Coffs Harbour is home to three permanent flying-fox camps with the Woolgoolga Lake Camp and Barcoo Court Camp at Toormina both listed as nationally important sites for the species. There is also a camp at Coffs Creek, as well as other temporary camps that occur sporadically.

Flying-foxes play an important role in pollination and seed dispersal and are protected in NSW under the Biodiversity Conservation Act 2016. The grey-headed flying-fox is also protected under the federal Environment Protection and Biodiversity Conservation Act 1999. However, loss of feeding areas and roosting habitat means that flying-fox camps are appearing more frequently in urban centres, creating conflict with residents who are concerned about possible health issues, noise and odour.

The Council has worked closely with residents for many years to develop strategies for people to exist peacefully with this threatened species.  The Coffs Harbour Flying Fox Camps Strategic Management Plan includes both long-term and short-term strategies for the management of flying-fox camps.

Australian bats are known to carry the lyssavirus. Catching this or any other viruses from bats is extremely unlikely  as they can only be passed on by untreated bites or scratches from an infected bat.

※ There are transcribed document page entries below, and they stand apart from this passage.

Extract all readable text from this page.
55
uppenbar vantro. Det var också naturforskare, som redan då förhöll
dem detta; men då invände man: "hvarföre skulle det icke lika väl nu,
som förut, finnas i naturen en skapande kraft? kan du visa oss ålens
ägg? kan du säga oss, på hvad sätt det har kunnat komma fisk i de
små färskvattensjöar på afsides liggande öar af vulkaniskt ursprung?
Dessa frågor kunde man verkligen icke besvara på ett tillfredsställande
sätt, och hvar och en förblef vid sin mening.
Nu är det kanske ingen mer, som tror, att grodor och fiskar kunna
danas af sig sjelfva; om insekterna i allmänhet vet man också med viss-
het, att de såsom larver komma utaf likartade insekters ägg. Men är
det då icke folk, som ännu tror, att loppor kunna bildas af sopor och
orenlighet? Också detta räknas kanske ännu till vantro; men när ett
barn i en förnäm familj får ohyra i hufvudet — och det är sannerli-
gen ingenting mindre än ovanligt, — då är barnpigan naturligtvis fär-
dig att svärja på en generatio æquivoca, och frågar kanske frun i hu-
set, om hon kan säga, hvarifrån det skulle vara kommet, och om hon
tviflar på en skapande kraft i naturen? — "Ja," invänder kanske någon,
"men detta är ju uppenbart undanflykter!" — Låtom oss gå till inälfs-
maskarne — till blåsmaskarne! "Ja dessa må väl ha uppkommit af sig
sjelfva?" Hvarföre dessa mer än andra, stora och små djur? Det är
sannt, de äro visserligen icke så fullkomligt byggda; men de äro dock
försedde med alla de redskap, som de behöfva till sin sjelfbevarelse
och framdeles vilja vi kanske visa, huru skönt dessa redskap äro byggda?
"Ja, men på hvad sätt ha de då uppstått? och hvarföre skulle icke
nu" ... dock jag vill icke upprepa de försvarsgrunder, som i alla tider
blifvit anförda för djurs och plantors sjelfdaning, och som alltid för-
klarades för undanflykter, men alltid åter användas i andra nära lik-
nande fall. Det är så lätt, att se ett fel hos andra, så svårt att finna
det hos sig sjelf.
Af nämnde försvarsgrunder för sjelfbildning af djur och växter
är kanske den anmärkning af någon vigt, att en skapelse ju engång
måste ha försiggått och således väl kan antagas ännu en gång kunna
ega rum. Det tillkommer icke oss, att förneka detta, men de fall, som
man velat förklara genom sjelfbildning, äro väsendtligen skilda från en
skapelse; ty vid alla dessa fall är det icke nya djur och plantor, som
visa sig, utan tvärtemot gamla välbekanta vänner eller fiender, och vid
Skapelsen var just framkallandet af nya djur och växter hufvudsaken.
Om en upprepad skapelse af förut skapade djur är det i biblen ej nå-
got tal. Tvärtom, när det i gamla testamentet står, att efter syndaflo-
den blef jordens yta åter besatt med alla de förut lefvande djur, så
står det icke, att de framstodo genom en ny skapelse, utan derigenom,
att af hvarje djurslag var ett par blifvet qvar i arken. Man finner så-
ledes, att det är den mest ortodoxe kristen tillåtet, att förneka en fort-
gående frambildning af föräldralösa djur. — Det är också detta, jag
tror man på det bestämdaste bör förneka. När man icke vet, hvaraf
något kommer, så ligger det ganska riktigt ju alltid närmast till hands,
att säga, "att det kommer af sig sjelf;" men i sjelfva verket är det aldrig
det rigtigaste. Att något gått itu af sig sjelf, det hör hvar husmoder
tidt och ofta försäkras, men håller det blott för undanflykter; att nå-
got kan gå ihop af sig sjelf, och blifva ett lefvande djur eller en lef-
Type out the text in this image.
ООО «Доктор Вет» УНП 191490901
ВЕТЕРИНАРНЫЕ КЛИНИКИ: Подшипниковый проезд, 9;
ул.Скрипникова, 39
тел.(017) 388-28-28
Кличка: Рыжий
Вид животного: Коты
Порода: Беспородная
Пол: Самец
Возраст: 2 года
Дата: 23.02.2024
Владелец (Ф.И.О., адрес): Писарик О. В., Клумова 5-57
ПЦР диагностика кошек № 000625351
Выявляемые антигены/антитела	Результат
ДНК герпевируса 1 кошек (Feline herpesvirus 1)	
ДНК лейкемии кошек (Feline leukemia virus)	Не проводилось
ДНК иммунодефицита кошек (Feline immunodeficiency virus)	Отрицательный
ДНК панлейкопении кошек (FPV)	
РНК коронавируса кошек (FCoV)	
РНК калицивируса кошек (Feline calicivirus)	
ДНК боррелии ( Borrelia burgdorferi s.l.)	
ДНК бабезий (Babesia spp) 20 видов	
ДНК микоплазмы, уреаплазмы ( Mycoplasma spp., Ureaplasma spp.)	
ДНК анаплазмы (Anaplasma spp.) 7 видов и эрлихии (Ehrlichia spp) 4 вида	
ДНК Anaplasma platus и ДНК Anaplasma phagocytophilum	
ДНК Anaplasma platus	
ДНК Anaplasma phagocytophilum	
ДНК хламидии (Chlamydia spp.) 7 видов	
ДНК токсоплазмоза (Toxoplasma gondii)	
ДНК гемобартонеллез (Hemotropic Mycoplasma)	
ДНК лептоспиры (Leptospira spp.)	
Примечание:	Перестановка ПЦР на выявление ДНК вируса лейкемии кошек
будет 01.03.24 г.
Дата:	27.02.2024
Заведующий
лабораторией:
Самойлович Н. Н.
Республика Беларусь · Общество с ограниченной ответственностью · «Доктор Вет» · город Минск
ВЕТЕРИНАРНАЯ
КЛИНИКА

Further information about the virus and how to protect yourself can be found on the NSW Health Links website.

Flying-foxes taking fruit from trees can also be an issue, information on wildlife friendly netting is available online.

More information about living with flying-foxes can be found on the NSW Office of Environment and Heritage website. Information on this site includes odour and noise, disease risks, what to do if you are bitten or scratched by a flying-fox, what to do if you find a dead, injured or sick flying fox, and other information regarding living with flying-foxes.